Welded joints can be sensitive to high-temperature exposure where residual stresses and local microstructural changes create zones of reduced mechanical capability; post-weld heat treatments or design for load redistribution are common mitigations. For thermal cycling applications, 4004’s relatively stable thermal expansion and good conductivity reduce thermal gradients, but attention to thermal fatigue initiation at stress concentrators is required.
Applications
| Industry | Example Component | Why 4004 Is Used |
|---|---|---|
| Automotive | Body inner panels, heat shields | Balanced formability, thermal stability and weldability |
| Marine | Non-critical structural components, trim | Good corrosion resistance and fabricability for marine atmospheres |
| Aerospace | Secondary fittings, fairings | Favorable strength-to-weight and thermal dimensional stability |
| Electronics | Heat spreaders, housings | High thermal conductivity with easier forming than cast Al-Si alloys |
4004 is commonly specified where the design needs a combination of formability, reasonable strength and improved thermal behavior compared with very pure or high-copper alloys. Its use in automotive and electronics reflects the need for manufacturability (forming, joining) together with thermal and corrosion performance.
Selection Insights
For a quick selection note: choose 4004 when you need moderate strength with superior formability and thermal properties compared with commercially pure aluminum, and where weldability and low hot-crack susceptibility are important. It is particularly attractive when thermal conductivity and dimensional stability under thermal cycling are design drivers.

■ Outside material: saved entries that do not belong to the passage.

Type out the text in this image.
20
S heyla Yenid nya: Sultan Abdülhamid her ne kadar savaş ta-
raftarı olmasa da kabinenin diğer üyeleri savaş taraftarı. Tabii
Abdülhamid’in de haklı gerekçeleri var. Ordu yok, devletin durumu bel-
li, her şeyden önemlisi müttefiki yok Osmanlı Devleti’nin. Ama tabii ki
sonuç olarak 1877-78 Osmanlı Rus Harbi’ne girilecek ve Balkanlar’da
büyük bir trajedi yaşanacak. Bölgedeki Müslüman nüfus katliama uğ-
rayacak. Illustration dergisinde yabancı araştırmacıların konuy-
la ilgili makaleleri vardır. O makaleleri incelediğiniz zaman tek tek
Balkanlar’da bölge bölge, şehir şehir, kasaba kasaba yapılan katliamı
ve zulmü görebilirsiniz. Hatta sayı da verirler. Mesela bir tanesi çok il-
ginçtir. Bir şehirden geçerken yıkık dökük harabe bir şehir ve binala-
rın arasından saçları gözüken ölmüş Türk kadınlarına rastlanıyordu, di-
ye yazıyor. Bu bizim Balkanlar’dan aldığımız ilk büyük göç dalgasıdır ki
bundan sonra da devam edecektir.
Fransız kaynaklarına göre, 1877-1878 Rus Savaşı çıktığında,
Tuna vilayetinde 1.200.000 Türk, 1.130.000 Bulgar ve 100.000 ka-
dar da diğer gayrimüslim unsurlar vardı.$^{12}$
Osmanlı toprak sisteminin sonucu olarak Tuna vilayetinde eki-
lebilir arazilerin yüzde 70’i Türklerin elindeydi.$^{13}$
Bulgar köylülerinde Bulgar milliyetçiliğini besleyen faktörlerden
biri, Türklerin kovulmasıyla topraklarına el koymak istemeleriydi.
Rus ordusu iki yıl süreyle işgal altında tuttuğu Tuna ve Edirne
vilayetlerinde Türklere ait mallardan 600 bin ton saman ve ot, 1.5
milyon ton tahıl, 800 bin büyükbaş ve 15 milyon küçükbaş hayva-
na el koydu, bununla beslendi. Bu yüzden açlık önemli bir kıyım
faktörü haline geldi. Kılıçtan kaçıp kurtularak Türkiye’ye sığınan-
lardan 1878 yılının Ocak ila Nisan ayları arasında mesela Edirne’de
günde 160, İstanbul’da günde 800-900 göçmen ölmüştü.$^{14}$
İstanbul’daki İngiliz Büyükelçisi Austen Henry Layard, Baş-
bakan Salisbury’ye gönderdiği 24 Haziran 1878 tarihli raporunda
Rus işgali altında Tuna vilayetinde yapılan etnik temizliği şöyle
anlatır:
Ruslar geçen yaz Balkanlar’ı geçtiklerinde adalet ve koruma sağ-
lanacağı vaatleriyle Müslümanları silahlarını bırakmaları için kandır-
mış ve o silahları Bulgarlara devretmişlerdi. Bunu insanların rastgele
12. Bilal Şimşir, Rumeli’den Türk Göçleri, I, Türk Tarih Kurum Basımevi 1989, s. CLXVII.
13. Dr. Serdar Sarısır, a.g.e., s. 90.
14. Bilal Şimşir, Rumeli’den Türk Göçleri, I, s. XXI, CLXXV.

Compared with 1100 (commercially pure Al), 4004 trades some electrical conductivity and slightly better formability for meaningful increases in strength and thermal stability. Compared with work-hardened alloys like 3003 or 5052, 4004 generally offers comparable or somewhat higher thermal performance and similar formability, but slightly lower ultimate corrosion resistance in high-chloride environments than 5xxx magnesium-bearing grades. Compared with heat-treatable alloys such as 6061 or 6063, 4004 will usually have lower peak strength but better weldability and thermal behavior; select it when peak age-hardening strength is not required and when ease of joining and forming outweigh the need for maximum tensile properties.
Closing Summary
Alloy 4004 remains relevant because it fills a practical niche: a silicon-strengthened, non-heat-treatable aluminum that combines good formability, reliable weldability and favorable thermal performance for a wide range of industrial applications. Its balanced property set and predictable processing behavior make it a robust choice for designers seeking manufacturable, thermally stable aluminum solutions.